Graph theory is widely used for allocation of transmission usage to loads and generators. Various matrixes such as incidence matrix, adjacency matrix are used for tracing purpose. These methods are simple and easy to implement. But this methodology also follows the proportional sharing principle [1].

Relative electrical distance method allocates the transmission charges based on the relative location of the load node with respect to generator node. It is simple and can be implemented using the network configuration and generation/load conditions. It does not require performing load flow analysis whenever each contract/transaction is exercised. The main advantage of the developed method lies in its applicability to consider multiple contracts/transactions simultaneously [109].

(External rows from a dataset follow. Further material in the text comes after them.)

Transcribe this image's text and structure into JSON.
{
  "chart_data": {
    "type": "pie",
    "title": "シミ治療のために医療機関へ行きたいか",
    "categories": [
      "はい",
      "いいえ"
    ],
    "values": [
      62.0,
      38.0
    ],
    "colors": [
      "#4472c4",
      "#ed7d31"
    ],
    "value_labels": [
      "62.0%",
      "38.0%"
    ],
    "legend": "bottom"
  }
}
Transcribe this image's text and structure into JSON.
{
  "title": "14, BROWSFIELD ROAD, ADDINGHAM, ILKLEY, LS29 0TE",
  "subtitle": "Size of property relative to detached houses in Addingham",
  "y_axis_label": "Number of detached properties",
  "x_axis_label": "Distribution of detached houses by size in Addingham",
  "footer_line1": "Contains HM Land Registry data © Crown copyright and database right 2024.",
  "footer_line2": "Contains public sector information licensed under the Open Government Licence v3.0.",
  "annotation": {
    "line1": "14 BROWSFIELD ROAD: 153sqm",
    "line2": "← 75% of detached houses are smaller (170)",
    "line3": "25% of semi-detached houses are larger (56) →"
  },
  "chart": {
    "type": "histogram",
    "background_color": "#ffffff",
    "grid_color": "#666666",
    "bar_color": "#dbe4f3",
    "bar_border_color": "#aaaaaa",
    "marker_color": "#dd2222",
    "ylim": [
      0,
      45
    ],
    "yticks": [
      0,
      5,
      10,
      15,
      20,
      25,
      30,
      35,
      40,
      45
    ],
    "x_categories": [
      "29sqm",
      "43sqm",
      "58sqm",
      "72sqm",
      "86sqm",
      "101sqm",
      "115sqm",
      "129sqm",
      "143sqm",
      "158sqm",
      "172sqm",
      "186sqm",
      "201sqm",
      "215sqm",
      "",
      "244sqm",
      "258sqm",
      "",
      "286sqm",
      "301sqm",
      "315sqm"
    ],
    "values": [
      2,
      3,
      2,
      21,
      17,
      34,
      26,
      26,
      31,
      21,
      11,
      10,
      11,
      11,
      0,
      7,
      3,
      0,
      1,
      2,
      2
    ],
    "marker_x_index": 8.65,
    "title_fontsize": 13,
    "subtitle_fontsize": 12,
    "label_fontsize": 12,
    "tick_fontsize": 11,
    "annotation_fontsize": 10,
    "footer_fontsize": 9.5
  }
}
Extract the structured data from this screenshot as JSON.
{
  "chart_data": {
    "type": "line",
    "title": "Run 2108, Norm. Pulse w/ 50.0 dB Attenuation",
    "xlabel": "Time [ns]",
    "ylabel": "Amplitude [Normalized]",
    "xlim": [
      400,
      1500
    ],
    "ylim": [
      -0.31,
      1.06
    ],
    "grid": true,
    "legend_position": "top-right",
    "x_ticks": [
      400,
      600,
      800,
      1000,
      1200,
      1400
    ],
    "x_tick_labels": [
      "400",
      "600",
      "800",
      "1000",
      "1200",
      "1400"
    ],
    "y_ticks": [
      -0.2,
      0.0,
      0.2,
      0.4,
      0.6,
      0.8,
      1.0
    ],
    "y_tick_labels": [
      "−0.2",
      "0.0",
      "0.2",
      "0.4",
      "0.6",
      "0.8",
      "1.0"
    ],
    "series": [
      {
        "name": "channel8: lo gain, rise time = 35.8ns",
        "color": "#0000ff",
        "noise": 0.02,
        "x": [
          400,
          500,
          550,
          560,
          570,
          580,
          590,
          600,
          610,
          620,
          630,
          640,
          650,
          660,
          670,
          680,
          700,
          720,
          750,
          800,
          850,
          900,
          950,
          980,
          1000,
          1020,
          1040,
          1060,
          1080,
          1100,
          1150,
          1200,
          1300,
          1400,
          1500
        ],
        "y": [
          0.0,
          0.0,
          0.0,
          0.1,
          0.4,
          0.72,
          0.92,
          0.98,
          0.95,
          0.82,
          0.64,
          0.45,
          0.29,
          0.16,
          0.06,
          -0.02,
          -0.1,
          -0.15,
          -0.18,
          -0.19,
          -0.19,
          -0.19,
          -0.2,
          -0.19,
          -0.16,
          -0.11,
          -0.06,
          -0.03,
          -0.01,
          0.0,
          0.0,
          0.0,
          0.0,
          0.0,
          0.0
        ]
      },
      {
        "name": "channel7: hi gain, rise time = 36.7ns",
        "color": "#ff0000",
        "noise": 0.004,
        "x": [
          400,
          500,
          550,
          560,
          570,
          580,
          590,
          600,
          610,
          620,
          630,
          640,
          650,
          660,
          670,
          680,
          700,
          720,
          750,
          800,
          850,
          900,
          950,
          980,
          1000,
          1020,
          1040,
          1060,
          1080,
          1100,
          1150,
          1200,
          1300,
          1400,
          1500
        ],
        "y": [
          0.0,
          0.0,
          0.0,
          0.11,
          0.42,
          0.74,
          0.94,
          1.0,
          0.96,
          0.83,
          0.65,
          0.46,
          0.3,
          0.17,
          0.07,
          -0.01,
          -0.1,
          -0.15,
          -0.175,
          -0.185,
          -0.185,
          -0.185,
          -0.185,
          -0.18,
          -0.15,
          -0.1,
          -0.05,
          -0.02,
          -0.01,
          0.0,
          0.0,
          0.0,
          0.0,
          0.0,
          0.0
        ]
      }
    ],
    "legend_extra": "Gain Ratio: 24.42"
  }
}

A comparison between various power flow tracing methodologies is presented Table 1.

11. Conclusion

This paper presents an overview of transmission pricing methods based on or using power flow tracing techniques in a deregulated environment of the power system. The main principle used in power flow tracing is the proportional sharing principle which is based on the Kirchhoff’s current law. The other approaches are based on graph theory, circuit theory, optimization techniques, Z-bus matrix, relative electrical distance, and EBE. This paper makes overall, systematic summary and analysis of the existing allocation methods which are classified according to different tracing techniques.

Conflict of Interests

The authors declare that there is no conflict of interests regarding the publication of this paper.